- Kirchhoff's voltage law
- Kirchhoff's current law
Kirchhoff's voltage law:
Kirchhoff's voltage law means that the sum of the electrical potential differences is equal to 0. Simply put, in a closed circuit, the input and output voltages are equal to 0. The following explanation is about the drawing below with 2 resistors:
In a closed circuit, the total current through the circuit can be calculated using the voltage and resistance values.
-12 + 5 x I + 10 x I = 0
(-12 volts + 5 ohms x the current + 10 ohms x the current = equal to 0)

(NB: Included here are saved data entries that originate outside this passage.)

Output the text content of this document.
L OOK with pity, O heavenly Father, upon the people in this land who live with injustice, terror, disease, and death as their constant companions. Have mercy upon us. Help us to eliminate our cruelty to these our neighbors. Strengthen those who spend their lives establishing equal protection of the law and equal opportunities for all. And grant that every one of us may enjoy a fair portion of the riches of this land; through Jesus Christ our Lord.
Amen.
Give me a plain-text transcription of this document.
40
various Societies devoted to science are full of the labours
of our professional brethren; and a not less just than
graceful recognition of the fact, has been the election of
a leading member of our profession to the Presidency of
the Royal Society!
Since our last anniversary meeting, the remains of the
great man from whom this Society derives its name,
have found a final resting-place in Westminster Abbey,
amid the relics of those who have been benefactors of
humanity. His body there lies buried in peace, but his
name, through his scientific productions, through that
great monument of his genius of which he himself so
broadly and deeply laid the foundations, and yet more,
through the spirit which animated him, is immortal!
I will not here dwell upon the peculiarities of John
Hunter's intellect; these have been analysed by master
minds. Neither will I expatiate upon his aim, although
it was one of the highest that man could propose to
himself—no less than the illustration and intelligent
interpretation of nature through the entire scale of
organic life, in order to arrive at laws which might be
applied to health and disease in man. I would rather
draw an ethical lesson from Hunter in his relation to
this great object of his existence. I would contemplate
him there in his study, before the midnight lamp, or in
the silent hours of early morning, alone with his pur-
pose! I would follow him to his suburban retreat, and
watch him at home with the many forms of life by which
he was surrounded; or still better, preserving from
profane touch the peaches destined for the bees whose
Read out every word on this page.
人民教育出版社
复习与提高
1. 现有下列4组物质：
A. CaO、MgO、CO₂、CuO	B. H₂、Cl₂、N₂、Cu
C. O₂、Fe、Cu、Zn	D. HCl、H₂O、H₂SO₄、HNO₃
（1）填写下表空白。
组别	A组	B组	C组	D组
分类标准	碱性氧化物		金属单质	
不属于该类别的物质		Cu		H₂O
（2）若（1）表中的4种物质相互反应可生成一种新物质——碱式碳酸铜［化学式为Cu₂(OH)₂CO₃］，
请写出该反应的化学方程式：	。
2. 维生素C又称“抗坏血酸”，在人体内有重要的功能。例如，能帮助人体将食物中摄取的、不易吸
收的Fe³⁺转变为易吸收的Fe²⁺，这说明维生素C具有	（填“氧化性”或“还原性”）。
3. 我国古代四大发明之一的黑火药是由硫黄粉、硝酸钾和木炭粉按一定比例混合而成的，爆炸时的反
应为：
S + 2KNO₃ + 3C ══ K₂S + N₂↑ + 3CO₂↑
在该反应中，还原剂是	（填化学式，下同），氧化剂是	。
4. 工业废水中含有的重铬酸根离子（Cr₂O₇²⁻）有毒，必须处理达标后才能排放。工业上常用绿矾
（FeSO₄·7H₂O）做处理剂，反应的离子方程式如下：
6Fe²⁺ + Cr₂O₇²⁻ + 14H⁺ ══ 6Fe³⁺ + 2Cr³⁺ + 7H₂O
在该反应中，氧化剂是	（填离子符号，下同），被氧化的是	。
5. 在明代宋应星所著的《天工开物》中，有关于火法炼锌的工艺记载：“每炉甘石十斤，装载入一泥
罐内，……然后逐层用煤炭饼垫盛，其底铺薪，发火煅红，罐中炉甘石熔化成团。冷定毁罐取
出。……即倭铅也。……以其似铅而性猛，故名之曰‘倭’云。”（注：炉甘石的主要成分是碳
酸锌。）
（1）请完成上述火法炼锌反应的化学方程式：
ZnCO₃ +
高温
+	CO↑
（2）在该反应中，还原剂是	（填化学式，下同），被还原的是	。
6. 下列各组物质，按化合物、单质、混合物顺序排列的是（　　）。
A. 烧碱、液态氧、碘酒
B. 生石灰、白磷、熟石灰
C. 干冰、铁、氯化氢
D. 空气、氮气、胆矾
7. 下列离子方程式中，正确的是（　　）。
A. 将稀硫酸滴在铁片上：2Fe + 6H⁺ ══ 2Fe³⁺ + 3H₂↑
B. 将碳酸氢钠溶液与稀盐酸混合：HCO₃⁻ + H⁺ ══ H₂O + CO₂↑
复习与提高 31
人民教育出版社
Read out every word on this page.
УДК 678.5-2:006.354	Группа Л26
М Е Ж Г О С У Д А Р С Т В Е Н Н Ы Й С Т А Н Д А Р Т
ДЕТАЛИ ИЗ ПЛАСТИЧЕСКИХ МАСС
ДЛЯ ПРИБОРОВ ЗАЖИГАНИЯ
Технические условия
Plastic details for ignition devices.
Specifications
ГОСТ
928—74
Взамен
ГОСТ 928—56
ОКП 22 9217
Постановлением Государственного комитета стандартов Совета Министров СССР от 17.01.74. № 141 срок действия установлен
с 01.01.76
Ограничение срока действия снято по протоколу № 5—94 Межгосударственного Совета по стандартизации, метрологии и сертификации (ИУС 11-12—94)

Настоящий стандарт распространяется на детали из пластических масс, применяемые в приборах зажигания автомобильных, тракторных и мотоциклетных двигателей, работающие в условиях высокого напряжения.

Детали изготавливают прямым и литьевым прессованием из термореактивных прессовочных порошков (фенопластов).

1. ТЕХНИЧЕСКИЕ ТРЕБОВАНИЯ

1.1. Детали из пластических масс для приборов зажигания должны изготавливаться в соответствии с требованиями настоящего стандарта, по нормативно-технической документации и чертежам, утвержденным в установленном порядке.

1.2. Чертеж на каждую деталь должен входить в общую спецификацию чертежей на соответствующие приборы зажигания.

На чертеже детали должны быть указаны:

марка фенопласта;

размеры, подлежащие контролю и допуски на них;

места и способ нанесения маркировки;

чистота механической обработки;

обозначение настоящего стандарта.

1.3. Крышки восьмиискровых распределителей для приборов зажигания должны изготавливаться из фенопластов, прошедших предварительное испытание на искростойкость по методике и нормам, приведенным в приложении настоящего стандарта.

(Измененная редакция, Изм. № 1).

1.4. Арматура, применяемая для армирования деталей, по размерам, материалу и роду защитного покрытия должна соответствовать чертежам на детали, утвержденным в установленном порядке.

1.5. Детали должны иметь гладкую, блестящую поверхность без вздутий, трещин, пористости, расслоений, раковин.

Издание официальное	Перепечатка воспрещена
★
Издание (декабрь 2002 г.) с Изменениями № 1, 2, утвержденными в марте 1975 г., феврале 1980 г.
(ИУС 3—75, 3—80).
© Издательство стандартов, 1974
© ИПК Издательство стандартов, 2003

Because this is a series circuit, the resistances can be added together; 5 + 10 = 15Ω. Then the current I can be calculated:
I= U / R
I = 12 / 15
I = 0,8A
The total current through the circuit is 0,8A. The current is the same from the battery as well as at R1 and R2. Now the voltage across the resistors has to be calculated. The current and resistance values are known, so Ohm's law can now calculate the voltage:
UR1 and UR2 are the voltages (U) across the resistors R1 and R2):
UR1 = I x R
UR1 = 0,8 x 5
UR1 = 4v
UR2 = I x R
UR2 = 0,8 x 10
UR2 = 8v
Now Kirchhoff's law can be applied;
-Ubatt + UR1 + UR2 = 0
-12v + 4 + 8 = 0
U = 12v
R1 = 5
R2 = 10
I = unknown
This proves that the Kirchhoff voltage equation is correct, because if you start at the battery at the bottom left of the diagram, you start at the – of the battery. That's why you start with -12. If you continue reading (clockwise) the diagram, you will first arrive at the + of R1 and then the + of R2. Hence – the voltage of the battery (input at the voltage source), is equal to (plus) the sum of all (outgoing) consumers. In this case the resistors. This can be a means of control in complex schemes where, for example, replacement resistances have been calculated. By applying Kirchhoff's voltage law, it is possible to check whether the calculated data is correct.
Kirchhoff's current law:
Kirchhoff's current law states that all currents in a node are equal to 0. All currents entering the node must also exit.
I1 + I2 + I3 + I4 = I5 (all currents exit the node via I5)
With multiple flows exiting the node, the schema and formula become as follows:
I1 + I2 + I3 = I4 + I5 (the currents I1, I2 and I3 are distributed over I4 and I5).